Marita Hennessy , Patricia Mannix-McNamara (2014). Gendered Perspectives of Men’s Health and Help Seeking: Implications for Public Health and Health Promotion. International Journal of Medical and Health Sciences Research, 1(2): 13-28. DOI:
Men have a shorter life expectancy than women and have higher death rates.  Despite this, men have limited contact with GPs, are reluctant primary care users and often seek help late in the course of an illness compared to women.  While research has elicited men’s attitudes towards their health and accessing health services, it has not determined the factors that men take into account when assessing their own health status; the criteria men use to decide whether or not to seek formal health care; or the factors that inform men’s perception of what constitutes an acceptable threshold for seeking help.  Therefore, this research set out to explore these aspects of men’s health. 
A qualitative approach was undertaken incorporating semi-structured interviews (n=18 males), two three focus groups with males (n=26) and two focus groups with females (n=20). Potential research participants were sourced from urban and rural locations throughout Ireland via purposive/snowball sampling.  The principle of theoretical saturation was applied.  The focus groups and interviews were recorded, transcribed and then analysed using thematic analysis.  

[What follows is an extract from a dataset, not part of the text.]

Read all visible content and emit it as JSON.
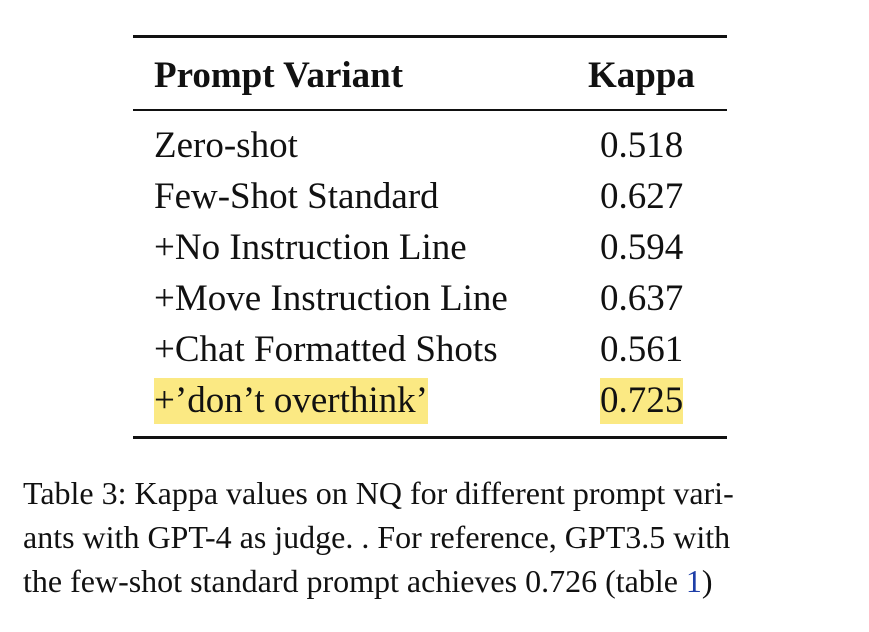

Men’s attitudes and behaviours towards health seeking were complex.  Health consciousness increased with age, as did willingness to access health and preventive health services.  Health was primarily assessed by physical fitness and absence of disease/illness.  Perceived severity of the symptom was the primary trigger to attend the GP although others included persistent symptoms, prompting by a significant other, a direct/indirect health crisis and the media.  Men experienced structural, psychological and social barriers to help seeking.  Such factors must be taken into consideration when developing health services and health promotion programmes for men.